Among the included patients, five (50%) underwent radial head resection. Radial head resection seems to be the most practical way of managing forearm HME. Patients were most satisfied with the results due to removing the main complaint (the forearm swelling caused by the dislocated head), which can be recommended after skeletal maturity to avoid migration. Most of the included patients had no complications or recurrence, except for two patients. The patient who had an excision and corrective osteotomy of the radius developed recurrent radial bone deformity and radial head dislocation. The authors believe that the recurrence in case two was due to excising part of the tumor rather than entirely removing it. The other patient who underwent excision with an iliac crest bone graft application developed osteolysis of the bone graft with recurrent deformity. The decision to proceed with the iliac crest allograft was due to the gap of about 2.5 cm, which was filled by the allograft and stabilized by K-wire for incorporation. Although with this complication, in the last visit, the patient was asymptomatic with no complaints. We believe that lengthening the ulna from the middle third and applying the iliac crest allograft between two normal bones would have been a more favorable decision to prevent the osteolysis in case four.
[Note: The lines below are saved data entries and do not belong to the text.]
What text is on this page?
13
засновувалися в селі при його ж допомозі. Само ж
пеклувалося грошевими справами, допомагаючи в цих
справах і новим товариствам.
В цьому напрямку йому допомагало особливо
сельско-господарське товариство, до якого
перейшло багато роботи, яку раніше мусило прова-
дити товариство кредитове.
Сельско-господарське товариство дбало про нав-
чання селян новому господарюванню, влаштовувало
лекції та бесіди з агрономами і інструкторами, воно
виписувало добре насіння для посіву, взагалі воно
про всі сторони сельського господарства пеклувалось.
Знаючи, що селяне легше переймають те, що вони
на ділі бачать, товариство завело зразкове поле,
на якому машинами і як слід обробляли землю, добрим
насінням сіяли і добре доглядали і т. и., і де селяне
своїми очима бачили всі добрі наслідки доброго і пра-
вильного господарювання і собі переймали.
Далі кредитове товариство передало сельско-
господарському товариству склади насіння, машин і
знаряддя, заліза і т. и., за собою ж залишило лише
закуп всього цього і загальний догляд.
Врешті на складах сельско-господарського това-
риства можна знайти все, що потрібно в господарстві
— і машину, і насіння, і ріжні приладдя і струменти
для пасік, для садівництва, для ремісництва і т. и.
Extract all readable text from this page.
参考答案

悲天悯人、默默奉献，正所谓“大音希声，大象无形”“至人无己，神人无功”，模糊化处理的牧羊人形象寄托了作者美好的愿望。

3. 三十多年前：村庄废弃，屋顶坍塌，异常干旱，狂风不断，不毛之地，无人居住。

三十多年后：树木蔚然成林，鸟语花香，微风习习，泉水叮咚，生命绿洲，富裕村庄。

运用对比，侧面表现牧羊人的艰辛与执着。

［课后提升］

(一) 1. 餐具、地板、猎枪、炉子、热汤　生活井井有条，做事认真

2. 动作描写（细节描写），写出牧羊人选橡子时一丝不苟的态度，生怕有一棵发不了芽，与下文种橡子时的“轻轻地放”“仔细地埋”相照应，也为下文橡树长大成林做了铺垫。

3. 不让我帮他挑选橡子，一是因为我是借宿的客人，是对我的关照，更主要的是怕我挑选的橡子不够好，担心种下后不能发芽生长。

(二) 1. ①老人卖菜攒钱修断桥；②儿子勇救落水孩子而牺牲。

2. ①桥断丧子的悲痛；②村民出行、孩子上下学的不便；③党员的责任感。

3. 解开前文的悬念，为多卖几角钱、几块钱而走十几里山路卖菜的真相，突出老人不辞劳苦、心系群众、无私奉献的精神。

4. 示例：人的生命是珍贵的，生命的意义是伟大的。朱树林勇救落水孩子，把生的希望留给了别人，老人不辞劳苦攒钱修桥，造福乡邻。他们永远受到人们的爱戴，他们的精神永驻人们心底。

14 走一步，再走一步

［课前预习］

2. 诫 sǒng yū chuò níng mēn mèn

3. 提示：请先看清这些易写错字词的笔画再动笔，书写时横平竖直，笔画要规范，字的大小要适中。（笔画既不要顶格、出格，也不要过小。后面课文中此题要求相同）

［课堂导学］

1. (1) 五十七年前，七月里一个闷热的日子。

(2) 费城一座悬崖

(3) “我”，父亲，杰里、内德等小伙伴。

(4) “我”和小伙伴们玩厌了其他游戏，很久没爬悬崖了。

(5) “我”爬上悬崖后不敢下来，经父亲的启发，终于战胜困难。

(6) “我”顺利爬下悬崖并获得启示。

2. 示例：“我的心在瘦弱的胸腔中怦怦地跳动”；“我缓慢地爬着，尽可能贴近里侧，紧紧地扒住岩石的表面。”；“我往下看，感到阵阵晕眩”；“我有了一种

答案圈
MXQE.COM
Even though the study aims have been accomplished and it is considered the first to be conducted in the Middle East, we had several limitations that need to be highlighted. The first limitation is the retrospective nature of this research and the fact that improper documentation was noticed, whether it was a preoperative or postoperative assessment. The second limitation is the small number of patients. This could be explained by HME being a rare condition, as most prior studies involved few patients. The present study's findings suggest that specific indications may need to be revisited, but further research is still required to compare surgically treated individuals to non-operated patients. Another limitation is the short average duration of follow-up as the younger-aged patients require a longer time period of study. Many patients with HME have forearm involvement, but it is not diagnosed until visual deformity has occurred. Thus, most of the patients in this study had radiographs only after their first decade of life. We recommend that future studies include a comparative table including a comprehensive review of the literature regarding the country of the study, the total number of cases, mean duration of follow-up, management strategy, and chances of recurrence.

Conclusions

We presented an overview of our experience and strategy in treating forearm abnormalities in HME. We have discussed our current surgical correction approach for HME forearm abnormalities. We believe that simple excision of the lesion at skeletal immaturity and follow-up clinically and radiologically is the most practical initial management. If a secondary procedure is needed in the future, simple excision of the dislocated radial head would be the most beneficial for the patient. While the first findings are promising, additional studies are required to identify predictive factors that may influence the outcome and patient satisfaction in surgery for forearm deformities caused by numerous exostoses.